Internet no inventó la soledad. Ni tampoco el aburrimiento, ni el sexo, ni la creación de máscaras. Al cabo se resume en los pocos datos (siempre son pocos) que uno se atreve a dar. La llegada de las webcam transformó el paraíso de los antiestéticos -en Estados Unidos las empresas comienzan a realizar las entrevistas de trabajo por teléfono para que no las acusen de discriminar a quienes no cumplan un canon de belleza cada día más estricto- en una sucesión de desánimos. Hasta en los foros se cuelgan ya fotografías propias. Así desaparece, poco a poco, una de las mejores cualidades que tenía la red: el anonimato absoluto. No la impunidad: tarde o temprano nada queda impune, ni siquiera aquí. La posibilidad de conocer a alguien sin imagen externa alguna. La posibilidad de la mentira, también: pero qué más da, si siempre se descubre. Y qué más da si en esto, como en todo, cada uno guarda sus propias reglas.

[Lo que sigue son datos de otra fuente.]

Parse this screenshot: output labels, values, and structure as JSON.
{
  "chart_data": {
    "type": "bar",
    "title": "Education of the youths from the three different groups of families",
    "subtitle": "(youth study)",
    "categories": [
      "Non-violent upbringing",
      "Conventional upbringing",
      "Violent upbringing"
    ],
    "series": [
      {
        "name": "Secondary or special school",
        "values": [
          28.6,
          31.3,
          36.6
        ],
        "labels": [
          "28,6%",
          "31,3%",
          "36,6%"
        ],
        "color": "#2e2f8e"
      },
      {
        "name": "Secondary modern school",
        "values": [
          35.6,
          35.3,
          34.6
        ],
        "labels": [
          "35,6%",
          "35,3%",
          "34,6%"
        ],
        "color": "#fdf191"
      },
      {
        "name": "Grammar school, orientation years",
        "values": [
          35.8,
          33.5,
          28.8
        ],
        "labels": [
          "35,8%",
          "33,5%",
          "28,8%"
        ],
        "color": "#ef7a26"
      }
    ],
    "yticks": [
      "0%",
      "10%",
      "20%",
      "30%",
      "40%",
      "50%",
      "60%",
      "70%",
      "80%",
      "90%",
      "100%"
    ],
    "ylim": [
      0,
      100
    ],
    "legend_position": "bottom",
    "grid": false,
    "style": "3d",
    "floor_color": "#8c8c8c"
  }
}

La vida real es mejor. Durante dos años alguien intentó convencerme de eso, que es como intentar que crea que los ordenadores escriben solos y responden y preguntan y cuentan y confían. Pero, durante un tiempo, hubo un espacio completamente mío. Pasó hace más de un lustro. Se llamaba El Reloj Biológico y fue el primer mensaje que escribí en un foro de internet. Antes escribía mejor o allí escribía mejor, porque había quien me espoleaba, quien me hacía investigar y ahondar y sugerir. Después busqué otros lugares. Encontré uno, pero no es mi sitio, por mucho que escriba en él. No será nunca mi sitio. Porque ya no soy Elrond y porque murió David, que nunca se llamó David, ni están Calamaro (sobre todo Calamaro), ni Dem, ni Amapoli/Agripina, ni Guaya, ni Minerva, ni el DiabloCojuelo, ni Náufraga, ni Mayte0, ni Simbad, ni FlorDelMal, ni FOS, ni Gorka, Reuben, Schoff y tantos otros.

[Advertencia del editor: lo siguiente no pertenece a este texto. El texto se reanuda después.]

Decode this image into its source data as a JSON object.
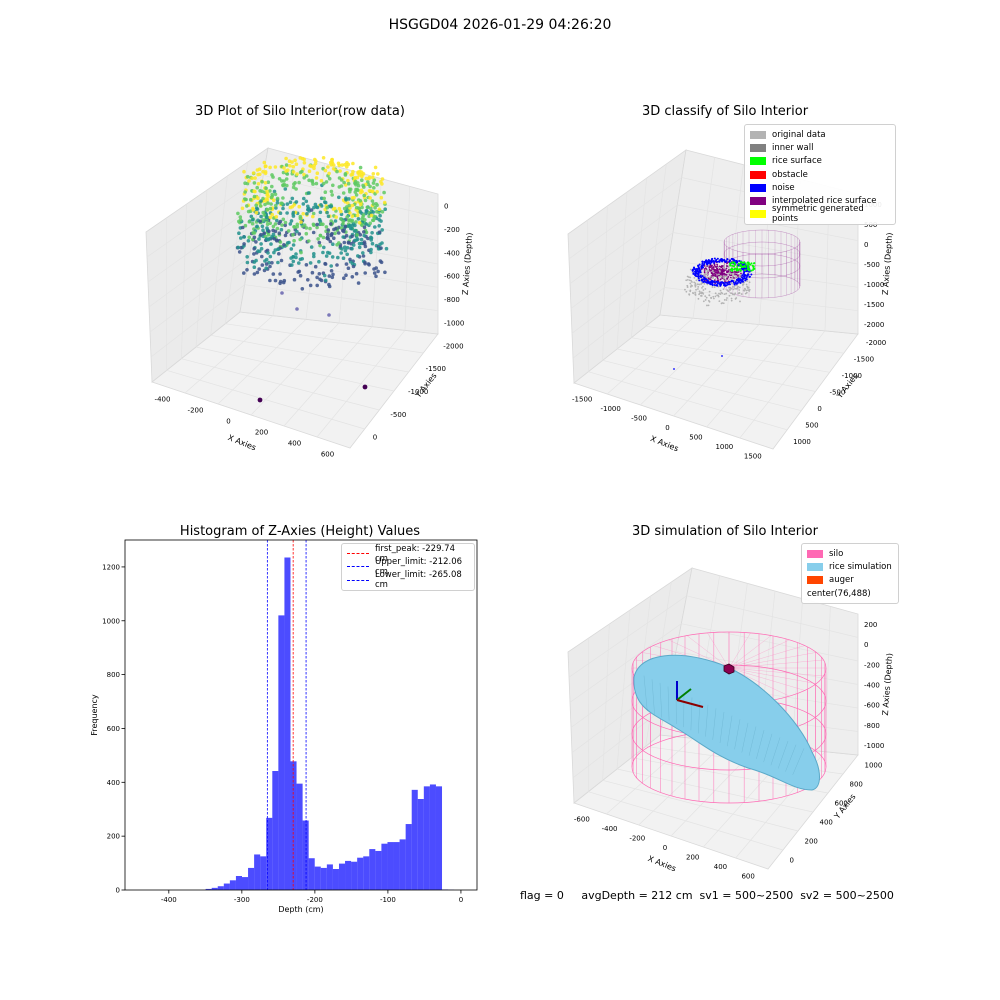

Durante dos años conseguí un espacio mío. La red es muy amplia, pero se asemeja a los bares: en pocos te sientes como en casa. La historia nunca acabó. Somos lo que somos, pero la irrealidad no ayuda. Y pusimos demasiado de nosotros mismos, todos. Y sentimos. Nos hicimos amigos. Amé y me amaron.

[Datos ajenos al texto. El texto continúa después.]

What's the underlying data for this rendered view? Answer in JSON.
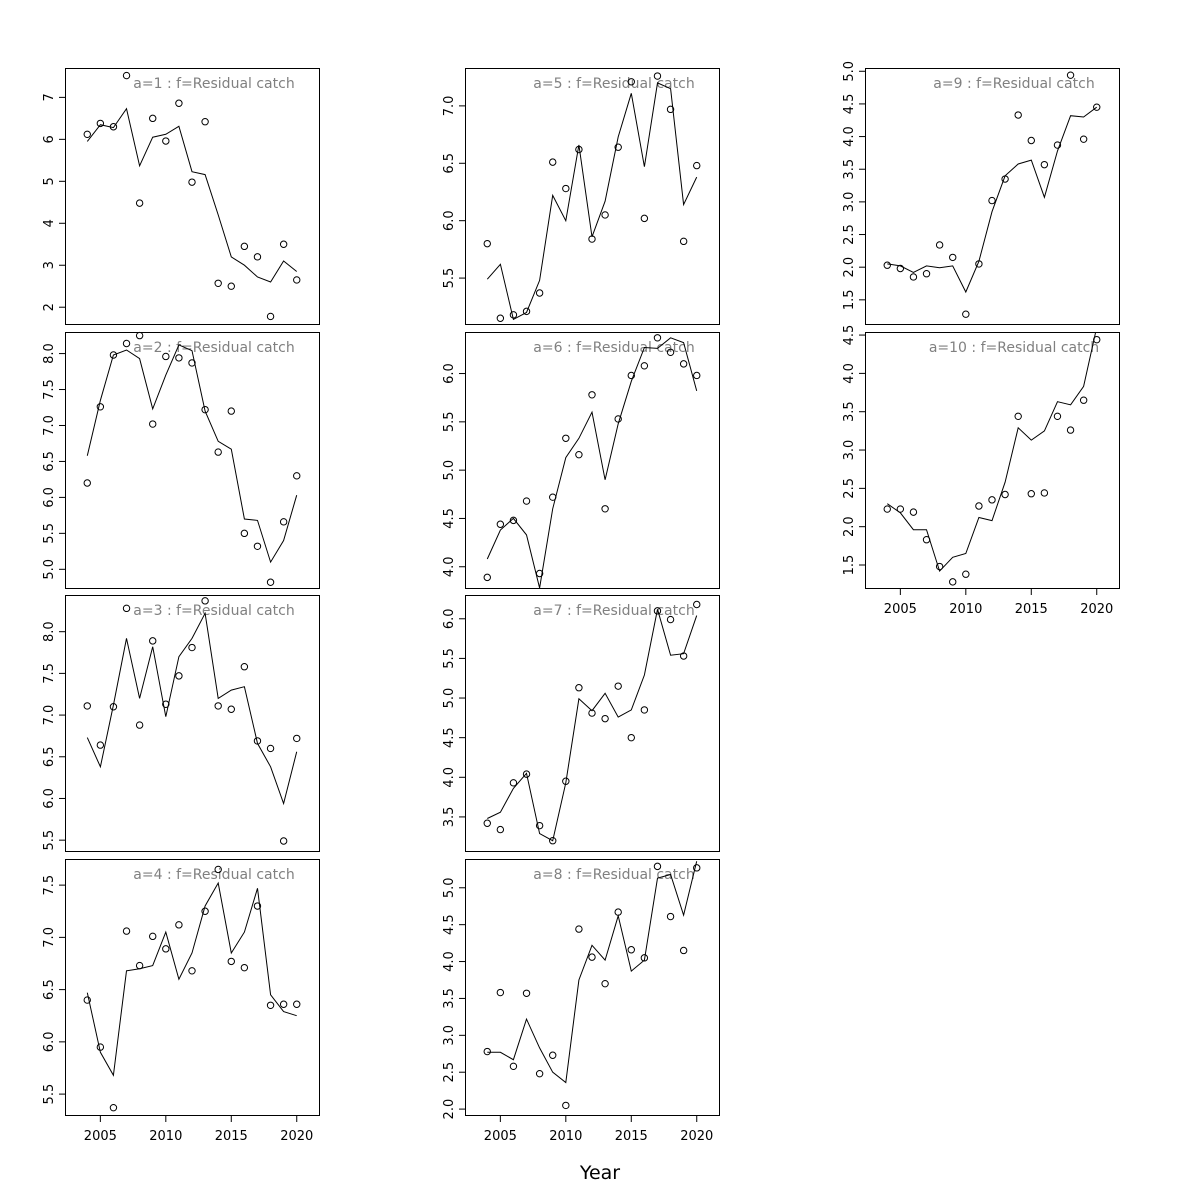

Nunca se me dio bien olvidar. Nunca se me dio bien cuando sé que todo continúa. Que hubo dos lugares, en el mismo sitio; que uno cerró y que otro sigue, languideciendo, dando los últimos estertores, que duran demasiado ya. Y cuando la curiosidad me puede, me encuentro con que lo que me dañó ya no me importa, pero que sigue existiendo gente que es capaz de pulsarme las teclas; de hacerme reír y llorar en dos segundos, de conseguir que añore brutalmente. De volver a tener miedo a la irrealidad de quien llega después y me recuerda que puede aparecer y desaparecer, rotundamente sí, y que haré mal si no lo tengo en cuenta.

Ya lo decían: nada me han enseñado los años: siempre caigo en los mismos errores.

martes, 13 de junio de 2006

Una página

Es lo que tiene Internet. Se cae una página, a la que le quitaron el shout pero dejaron el chat, y de pronto, esas ventanitas, siempre tan vacías, se llenan de repente de nicks conocidos, y queridos, aunque no sepamos nada de las personas que teclean al otro lado de la pantalla. Jacob, pickpocket, CKDexterHaven, m0ntaraz, hattusil, tirapalla, Foratul, doodle, Felicia, laurahunt... preguntando si se sabe algo, para cuándo estará operativo el foro, qué ha ocurrido... como si los demás fuéramos adivinos, como si no estuviéramos contribuyendo al mal funcionamiento de la página dándole a F5 una y otra vez, porque esperamos que sea una falsa alarma, que todo esté en su sitio en la red.
Porque la red es vasta, sí, pero al final somos cuatro gatos (¿verdad, Shoo?) y andamos siempre por los mismos lugares... cuando no nos quitan los caminos.

Un saludo a todos. Es un placer estar con vosotros.